Acabar com o trabalho infantil até 2025 exigirá ação eficaz e liderança forte, afirmou o diretor geral da Organização das Nações Unidas para Agricultura e Alimentação, FAO, Qu Dongyu, durante a abertura de fórum virtual sobre o assunto.

O evento foi promovido com o apoio da Organização Internacional do Trabalho, OIT, e participaram representantes da ONU e do papa Francisco para mobilizar a ação global e buscar soluções para erradicar o trabalho infantil na agricultura.

A OIT tem trabalhado para a abolição do trabalho infantil ao longo dos seus 100 anos de história.

Foto: Unicef/Frank Dejongh

A OIT tem trabalhado para a abolição do trabalho infantil ao longo dos seus 100 anos de história.

Agricultura 

A entidade da ONU informou que o trabalho infantil é uma realidade de mais de 160 milhões de crianças em todo o mundo. O número representa uma em cada dez. De acordo com a FAO, cerca de 70% dessas crianças trabalham na produção agrícola, pecuária, silvicultura, pesca e aquicultura.

A diretora executiva do Unicef, Henrietta Fore, lembrou que o trabalho infantil é uma violação grave dos direitos humanos, mas muitas famílias vulneráveis não têm escolha. Ela disse que as soluções passam pelo o fornecimento de apoio financeiro para comunidades vulneráveis.

Fore afirmou que é preciso concentrar esforços significativos nas áreas rurais, com as famílias, “onde a agricultura é uma importante fonte de sustento”.

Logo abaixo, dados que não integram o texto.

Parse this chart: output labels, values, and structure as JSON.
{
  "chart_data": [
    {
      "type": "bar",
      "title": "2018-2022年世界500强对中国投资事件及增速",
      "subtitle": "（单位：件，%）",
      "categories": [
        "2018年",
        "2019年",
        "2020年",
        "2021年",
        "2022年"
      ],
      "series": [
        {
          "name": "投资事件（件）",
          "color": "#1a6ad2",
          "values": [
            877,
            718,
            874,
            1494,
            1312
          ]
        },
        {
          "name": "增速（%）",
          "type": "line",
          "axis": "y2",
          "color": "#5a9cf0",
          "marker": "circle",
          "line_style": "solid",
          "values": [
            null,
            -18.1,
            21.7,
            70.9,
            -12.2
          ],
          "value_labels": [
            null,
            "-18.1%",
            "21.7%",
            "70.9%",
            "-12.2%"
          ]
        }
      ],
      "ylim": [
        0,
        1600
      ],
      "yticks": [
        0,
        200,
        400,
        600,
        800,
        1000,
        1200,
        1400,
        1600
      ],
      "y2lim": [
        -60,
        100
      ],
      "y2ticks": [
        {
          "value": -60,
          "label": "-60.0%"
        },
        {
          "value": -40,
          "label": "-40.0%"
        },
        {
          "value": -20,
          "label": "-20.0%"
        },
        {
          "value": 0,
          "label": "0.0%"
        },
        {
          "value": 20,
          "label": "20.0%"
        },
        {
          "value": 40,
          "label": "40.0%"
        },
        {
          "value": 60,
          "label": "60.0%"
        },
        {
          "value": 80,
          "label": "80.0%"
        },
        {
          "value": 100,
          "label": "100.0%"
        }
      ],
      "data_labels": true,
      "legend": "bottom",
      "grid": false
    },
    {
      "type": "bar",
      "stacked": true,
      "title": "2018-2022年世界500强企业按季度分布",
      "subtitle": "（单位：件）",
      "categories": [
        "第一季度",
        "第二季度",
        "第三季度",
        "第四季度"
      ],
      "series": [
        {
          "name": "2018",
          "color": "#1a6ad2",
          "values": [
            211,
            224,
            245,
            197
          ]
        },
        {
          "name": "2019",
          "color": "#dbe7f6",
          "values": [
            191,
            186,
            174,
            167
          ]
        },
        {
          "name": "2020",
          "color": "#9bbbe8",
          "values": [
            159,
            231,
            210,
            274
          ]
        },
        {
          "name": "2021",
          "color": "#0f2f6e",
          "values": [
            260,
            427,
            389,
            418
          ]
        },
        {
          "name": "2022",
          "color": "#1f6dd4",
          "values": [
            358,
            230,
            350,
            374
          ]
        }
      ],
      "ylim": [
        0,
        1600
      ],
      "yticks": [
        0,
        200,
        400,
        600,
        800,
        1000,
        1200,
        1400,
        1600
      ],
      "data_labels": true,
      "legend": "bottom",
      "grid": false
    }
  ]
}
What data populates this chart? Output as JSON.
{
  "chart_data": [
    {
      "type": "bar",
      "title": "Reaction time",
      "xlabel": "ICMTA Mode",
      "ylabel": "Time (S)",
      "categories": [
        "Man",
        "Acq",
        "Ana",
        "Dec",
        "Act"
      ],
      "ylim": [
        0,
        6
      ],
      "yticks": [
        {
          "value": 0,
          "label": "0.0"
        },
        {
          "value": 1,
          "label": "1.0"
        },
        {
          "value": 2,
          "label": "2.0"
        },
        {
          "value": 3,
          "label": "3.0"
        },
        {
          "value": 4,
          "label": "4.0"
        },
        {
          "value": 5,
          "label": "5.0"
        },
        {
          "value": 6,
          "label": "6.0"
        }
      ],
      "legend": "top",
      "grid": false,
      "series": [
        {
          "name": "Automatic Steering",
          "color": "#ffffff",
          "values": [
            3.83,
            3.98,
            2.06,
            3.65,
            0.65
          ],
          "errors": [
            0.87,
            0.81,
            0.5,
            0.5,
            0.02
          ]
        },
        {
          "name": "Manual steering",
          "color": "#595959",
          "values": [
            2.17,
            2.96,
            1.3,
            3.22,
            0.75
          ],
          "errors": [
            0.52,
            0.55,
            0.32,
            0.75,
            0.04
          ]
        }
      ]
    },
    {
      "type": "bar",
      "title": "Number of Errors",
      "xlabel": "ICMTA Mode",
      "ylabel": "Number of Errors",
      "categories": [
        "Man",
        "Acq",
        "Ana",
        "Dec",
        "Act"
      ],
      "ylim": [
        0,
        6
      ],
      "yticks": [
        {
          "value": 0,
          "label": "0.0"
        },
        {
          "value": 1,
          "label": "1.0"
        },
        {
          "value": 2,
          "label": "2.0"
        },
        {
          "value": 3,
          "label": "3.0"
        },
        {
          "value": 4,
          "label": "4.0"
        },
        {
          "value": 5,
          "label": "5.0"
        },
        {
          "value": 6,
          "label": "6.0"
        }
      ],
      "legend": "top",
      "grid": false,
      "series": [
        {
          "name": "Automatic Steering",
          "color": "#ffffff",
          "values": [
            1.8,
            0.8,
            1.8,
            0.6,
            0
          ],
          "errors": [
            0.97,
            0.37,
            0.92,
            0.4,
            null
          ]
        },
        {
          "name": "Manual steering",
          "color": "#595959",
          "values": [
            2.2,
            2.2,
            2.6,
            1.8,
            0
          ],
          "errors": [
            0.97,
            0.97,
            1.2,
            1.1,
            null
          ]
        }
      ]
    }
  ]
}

O trabalho infantil é geralmente definido como o trabalho que priva as crianças de sua infância, de seu potencial e de sua dignidade, e é prejudicial ao seu desenvolvimento físico e mental. 

Segundo o relatório, 70% do trabalho infantil ocorre na agricultura com 112 milhões de menores. Depois vem o setor de serviços com 20% e a indústria com 10%

OIT/ J. Maillard

Segundo o relatório, 70% do trabalho infantil ocorre na agricultura com 112 milhões de menores. Depois vem o setor de serviços com 20% e a indústria com 10%

Subsistência

No discurso de abertura, o diretor-geral da OIT, Guy Ryder, disse que o trabalho infantil pode ser evitado. Ele reforçou que a atividade não pode ser vista como uma saída para a pobreza. 

Ryder acredita que o problema pode se transformar em algo “intergeracional” e que as entidades precisam ajudar as pessoas a sair deste círculo vicioso.

Os representantes explicaram que os principais fatores que contribuem para o trabalho infantil nas áreas rurais são baixa renda familiar, poucas alternativas de subsistência, acesso limitado à educação e às inovações.

A pandemia de Covid-19 teve efeitos negativos na subsistência de pequenos agricultores, especialmente nas áreas rurais, aumentando o risco de muitas crianças caírem no trabalho infantil.

Ações

A FAO informou que está promovendo esforços para aumentar a renda das famílias rurais, para que tenham meios de mandar seus filhos para a escola em vez de trabalhar.

O diretor da entidade afirmou que o apoio aos jovens das áreas rurais é fundamental, possibilitando que se “prepararem para o futuro por meio de educação relevante e desenvolvimento de habilidades”, permitindo que tenham oportunidades decentes de emprego.

O evento online é organizado no contexto do Ano Internacional para a Eliminação do Trabalho Infantil e reúne representantes governamentais, produtores e associações, setor privado, sociedade civil, entre outros.